The Aspiras–Palispis Highway (formerly known and still referred to as Marcos Highway or Agoo–Baguio Road) is a Philippine major highway in northern Luzon that runs from the city of Baguio in the province of Benguet to the municipality of Agoo in the province of La Union.

The  highway traverses the municipality of Tuba and the city of Baguio in Benguet, and the municipalities of Pugo, Tubao, and Agoo in La Union.

It is one of the four main roads used by motorists and travelers to access Baguio from the northwestern lowlands of Luzon. The highway's several rehabilitation and development efforts led to the road's categorization as an "all-weather road", and is the preferred highway by motorists to use over the older Kennon Road.

The entire highway is designated as National Route 208 (N208) of the Philippine highway network.

History
Marcos Highway was renamed into Aspiras–Palispis Highway on October 31, 2000, with the issuance of Republic Act 8971. The highway section covering the province of Benguet was designated as the Ben Palispis Highway in honor of former Benguet Governor Ben Palispis. The La Union section of Marcos Highway was named Jose D. Aspiras Highway after former La Union assemblyman and Tourism Minister Jose Aspiras. However, the former name is considered by people to be more familiar and is still preferred by most.
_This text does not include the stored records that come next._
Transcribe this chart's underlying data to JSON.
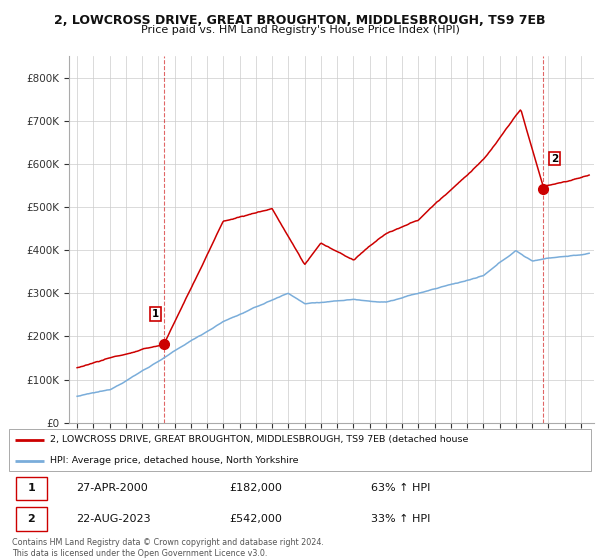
{
  "title": "2, LOWCROSS DRIVE, GREAT BROUGHTON, MIDDLESBROUGH, TS9 7EB",
  "subtitle": "Price paid vs. HM Land Registry's House Price Index (HPI)",
  "ylim": [
    0,
    850000
  ],
  "yticks": [
    0,
    100000,
    200000,
    300000,
    400000,
    500000,
    600000,
    700000,
    800000
  ],
  "ytick_labels": [
    "£0",
    "£100K",
    "£200K",
    "£300K",
    "£400K",
    "£500K",
    "£600K",
    "£700K",
    "£800K"
  ],
  "sale1_x": 2000.33,
  "sale1_y": 182000,
  "sale2_x": 2023.67,
  "sale2_y": 542000,
  "hpi_color": "#7aadda",
  "price_color": "#cc0000",
  "grid_color": "#cccccc",
  "background_color": "#ffffff",
  "legend_line1": "2, LOWCROSS DRIVE, GREAT BROUGHTON, MIDDLESBROUGH, TS9 7EB (detached house",
  "legend_line2": "HPI: Average price, detached house, North Yorkshire",
  "table_row1": [
    "1",
    "27-APR-2000",
    "£182,000",
    "63% ↑ HPI"
  ],
  "table_row2": [
    "2",
    "22-AUG-2023",
    "£542,000",
    "33% ↑ HPI"
  ],
  "footnote": "Contains HM Land Registry data © Crown copyright and database right 2024.\nThis data is licensed under the Open Government Licence v3.0.",
  "xmin": 1994.5,
  "xmax": 2026.8,
  "x_tick_start": 1995,
  "x_tick_end": 2026
}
The Palina Bridge, situated along the Benguet–La Union boundary, serves as the boundary between the two highways.

Intersections

Notable landmarks
The  long Badiwan Viaduct, constructed in 2001, with help from the Japan International Cooperation Agency (JICA), serves as a major bridge along Badiwan, Barangay Poblacion in Tuba, Benguet. Several meters from it is a concrete rock shed to protect motorists from landslides.

The blasted remains of the bust of Ferdinand Marcos, a giant concrete head sculpture of the former president, can be seen along the highway at Barangay Palina, in Pugo, La Union.